By guest blogger TRACEY
Last Thursday, we teamed up with environmental not-for-profit organisation Red Rose Forest to show pupils from Thames Primary Academy School in Blackpool about the benefits of growing – and eating – home grown fruit and veg. Red Rose Forest have helped the pupils to create an allotment as part of the Big Lottery Fund’s Local Food Project and we ran a cookery lesson using fresh produce plucked from the plot.
When your critics are made up of 30 lively and opinionated children, you know you’ve achieved success when each one says ‘thank you’ for the session. Although not all were great fans of our now infamous quesadilla recipe, stuffed with refried beans and served with a cold salsa and sour cream, they each appreciated that they were being introduced to new ingredients and had been taught some useful cooking skills.

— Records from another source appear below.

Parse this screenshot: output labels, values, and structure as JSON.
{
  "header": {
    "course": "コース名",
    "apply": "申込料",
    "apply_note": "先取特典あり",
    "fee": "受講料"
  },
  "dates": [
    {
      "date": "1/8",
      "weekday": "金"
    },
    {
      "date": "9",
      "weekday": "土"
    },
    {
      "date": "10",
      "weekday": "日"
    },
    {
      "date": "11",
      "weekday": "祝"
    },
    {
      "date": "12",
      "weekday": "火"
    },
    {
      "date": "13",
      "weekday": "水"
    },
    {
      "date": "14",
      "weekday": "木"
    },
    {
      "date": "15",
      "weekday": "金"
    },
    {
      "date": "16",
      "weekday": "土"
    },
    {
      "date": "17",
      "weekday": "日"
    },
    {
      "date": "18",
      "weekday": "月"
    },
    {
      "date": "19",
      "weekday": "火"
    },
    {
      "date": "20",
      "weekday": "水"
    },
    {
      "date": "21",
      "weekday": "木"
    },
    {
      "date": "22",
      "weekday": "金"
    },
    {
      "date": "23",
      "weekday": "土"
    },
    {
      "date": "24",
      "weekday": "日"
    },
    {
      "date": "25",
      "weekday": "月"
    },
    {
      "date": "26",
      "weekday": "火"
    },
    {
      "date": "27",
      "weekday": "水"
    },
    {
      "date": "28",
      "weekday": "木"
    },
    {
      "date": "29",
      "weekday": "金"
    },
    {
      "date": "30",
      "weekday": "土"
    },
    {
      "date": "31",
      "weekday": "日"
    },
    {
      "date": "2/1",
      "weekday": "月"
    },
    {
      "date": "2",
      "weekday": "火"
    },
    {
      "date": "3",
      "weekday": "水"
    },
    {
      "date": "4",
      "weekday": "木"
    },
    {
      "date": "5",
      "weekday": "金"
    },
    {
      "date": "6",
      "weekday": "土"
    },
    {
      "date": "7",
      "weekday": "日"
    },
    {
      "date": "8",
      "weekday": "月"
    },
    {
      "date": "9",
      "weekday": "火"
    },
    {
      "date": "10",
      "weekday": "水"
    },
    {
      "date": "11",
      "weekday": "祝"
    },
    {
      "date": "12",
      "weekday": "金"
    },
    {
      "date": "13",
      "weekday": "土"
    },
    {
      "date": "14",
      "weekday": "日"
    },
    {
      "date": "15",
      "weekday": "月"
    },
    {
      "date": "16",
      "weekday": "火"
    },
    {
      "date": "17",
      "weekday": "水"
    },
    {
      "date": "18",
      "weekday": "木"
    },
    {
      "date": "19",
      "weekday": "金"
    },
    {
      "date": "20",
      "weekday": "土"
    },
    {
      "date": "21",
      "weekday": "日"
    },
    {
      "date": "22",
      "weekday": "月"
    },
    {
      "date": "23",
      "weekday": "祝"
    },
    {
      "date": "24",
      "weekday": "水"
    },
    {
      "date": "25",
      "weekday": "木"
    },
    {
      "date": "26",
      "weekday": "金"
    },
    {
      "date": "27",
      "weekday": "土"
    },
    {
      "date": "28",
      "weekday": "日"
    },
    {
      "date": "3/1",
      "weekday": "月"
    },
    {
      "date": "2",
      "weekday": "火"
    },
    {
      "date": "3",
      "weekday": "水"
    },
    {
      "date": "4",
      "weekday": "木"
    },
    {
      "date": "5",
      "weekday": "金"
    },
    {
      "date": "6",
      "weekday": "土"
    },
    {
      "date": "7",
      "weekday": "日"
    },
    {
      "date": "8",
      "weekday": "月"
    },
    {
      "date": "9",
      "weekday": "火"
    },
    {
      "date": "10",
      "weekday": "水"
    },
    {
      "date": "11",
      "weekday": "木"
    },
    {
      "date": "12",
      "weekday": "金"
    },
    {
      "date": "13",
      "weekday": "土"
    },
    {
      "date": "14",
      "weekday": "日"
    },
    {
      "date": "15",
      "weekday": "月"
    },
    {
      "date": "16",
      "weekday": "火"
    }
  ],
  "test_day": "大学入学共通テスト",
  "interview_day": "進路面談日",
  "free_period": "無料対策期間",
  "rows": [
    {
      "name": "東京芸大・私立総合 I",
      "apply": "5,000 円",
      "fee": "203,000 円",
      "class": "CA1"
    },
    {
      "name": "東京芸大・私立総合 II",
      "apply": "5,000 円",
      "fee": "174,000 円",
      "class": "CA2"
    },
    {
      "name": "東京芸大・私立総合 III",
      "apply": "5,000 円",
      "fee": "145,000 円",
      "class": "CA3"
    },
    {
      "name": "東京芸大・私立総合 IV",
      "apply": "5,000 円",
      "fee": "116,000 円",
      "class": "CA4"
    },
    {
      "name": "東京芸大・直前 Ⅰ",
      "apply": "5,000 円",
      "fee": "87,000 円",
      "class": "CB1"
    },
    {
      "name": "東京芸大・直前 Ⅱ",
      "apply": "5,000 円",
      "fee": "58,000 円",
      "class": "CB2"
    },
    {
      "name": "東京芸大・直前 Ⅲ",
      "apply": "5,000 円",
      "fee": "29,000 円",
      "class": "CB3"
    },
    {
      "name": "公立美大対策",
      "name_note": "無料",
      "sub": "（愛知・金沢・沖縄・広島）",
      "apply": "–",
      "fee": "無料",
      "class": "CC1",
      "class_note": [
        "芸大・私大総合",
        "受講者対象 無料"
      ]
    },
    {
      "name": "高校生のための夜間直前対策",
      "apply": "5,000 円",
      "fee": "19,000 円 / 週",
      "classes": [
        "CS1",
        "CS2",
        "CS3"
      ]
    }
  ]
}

Many had never held a knife before, used a masher or grated up cheese, but this didn’t stop them from being keen – all wanting to smell the herbs and spices and try the dish… even if onions weren’t their thing! We never get dispirited when met with unwillingness to try because the participants always take something (knowledge and skills) away, which they can always apply to other dishes. Still, it did raise a smile knowing that this young chap went away fully satisfied: “Best I’ve ever had, I enjoyed the session and the food – I had two plates,” said Marcus from Year 6.